Control of Solid-State Lamps Using a Multiphase Pulsewidth Modulation Technique

Abstract

This paper describes a multiphase pulsewidth modulation (MPWM) technique used for controlling the luminance of a solid-state lamp (SSL). For a SSL consisting of multiple high-brightness LEDs (HBLEDs) that are electrically connected as a series-parallel network, the desired output luminance is obtained by modulating the average current through each parallel HBLED string. In conventional pulsewidth modulation (PWM) and pulse code modulation techniques, the average HBLED string current is controlled by simultaneously varying the “on” time duration of each current regulator circuit, resulting in large current transients and pulsating light output.
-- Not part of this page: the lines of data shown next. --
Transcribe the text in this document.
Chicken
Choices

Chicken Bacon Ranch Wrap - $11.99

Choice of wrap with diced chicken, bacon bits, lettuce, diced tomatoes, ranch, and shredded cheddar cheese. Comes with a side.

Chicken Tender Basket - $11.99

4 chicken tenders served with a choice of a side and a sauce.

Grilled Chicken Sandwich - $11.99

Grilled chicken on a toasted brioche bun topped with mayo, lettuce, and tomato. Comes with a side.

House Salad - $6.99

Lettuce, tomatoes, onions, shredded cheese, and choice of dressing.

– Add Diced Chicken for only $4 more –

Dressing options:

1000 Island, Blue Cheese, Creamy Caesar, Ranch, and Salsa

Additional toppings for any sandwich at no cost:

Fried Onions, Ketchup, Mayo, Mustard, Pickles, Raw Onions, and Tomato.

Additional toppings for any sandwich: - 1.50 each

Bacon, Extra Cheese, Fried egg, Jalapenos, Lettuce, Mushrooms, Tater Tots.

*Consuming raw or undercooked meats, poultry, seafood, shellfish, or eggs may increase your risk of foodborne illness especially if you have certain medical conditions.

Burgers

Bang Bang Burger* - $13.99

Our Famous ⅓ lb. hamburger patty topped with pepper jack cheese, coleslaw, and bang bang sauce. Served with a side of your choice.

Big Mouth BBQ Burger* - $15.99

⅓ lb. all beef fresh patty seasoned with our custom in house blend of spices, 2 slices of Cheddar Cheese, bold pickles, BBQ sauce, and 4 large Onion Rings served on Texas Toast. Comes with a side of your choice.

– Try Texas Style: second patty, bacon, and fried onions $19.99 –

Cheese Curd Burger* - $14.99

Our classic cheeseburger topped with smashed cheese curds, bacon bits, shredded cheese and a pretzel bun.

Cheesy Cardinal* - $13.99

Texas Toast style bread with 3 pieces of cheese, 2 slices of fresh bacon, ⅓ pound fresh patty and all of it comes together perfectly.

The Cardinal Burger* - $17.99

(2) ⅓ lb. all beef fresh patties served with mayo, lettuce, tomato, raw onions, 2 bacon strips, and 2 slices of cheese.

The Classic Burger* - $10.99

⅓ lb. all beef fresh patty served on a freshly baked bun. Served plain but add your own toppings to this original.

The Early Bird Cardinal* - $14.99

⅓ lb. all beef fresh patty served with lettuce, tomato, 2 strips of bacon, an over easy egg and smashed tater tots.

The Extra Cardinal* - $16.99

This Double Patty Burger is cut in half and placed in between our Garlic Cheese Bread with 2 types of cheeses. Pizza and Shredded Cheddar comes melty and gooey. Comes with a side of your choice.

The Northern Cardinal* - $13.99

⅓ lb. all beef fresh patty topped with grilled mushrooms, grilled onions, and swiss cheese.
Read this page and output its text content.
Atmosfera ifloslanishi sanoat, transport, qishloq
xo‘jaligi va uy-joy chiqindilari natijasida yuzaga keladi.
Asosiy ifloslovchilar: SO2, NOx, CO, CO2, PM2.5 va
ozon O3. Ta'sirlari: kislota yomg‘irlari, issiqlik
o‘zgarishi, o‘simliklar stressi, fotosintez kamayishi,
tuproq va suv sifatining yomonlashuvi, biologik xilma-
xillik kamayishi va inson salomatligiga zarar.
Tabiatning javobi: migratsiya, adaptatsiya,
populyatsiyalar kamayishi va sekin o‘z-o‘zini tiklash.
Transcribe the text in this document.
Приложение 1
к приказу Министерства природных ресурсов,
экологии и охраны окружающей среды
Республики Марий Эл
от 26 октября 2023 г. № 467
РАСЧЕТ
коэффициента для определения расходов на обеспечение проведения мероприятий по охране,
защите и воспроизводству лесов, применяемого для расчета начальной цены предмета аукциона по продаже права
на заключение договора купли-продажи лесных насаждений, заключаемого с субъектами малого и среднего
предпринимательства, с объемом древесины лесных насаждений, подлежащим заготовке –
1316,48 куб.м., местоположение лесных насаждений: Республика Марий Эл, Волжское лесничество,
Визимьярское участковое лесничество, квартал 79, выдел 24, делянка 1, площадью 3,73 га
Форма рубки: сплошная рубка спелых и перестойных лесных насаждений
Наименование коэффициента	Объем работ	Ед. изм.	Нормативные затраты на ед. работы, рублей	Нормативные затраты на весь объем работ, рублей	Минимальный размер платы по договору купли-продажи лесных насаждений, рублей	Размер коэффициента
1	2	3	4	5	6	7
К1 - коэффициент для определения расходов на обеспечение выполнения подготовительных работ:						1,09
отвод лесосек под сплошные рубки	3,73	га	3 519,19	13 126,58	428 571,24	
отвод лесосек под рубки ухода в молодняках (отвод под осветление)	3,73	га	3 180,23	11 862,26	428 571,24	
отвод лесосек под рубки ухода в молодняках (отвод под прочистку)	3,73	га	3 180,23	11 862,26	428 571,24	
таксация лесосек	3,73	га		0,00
The proposed MPWM technique operates by uniformly time-shifting the individual on/off control signal pulses, thus avoiding large current transients. When compared to conventional PWM dimming, MPWM dimming reduces the risk of visible flicker and lowers the magnitude of audible noise. The reduced magnitude of output current transients results in lower electromagnetic interference and enables optimization of the size of passive components. In this paper, the operation of the MPWM technique is explained in detail. Experimental results are presented for a 27 W boost converter powering 64 HBLEDs with digital MPWM and digital voltage loop implemented using a Virtex-4 field programmable gate arrays.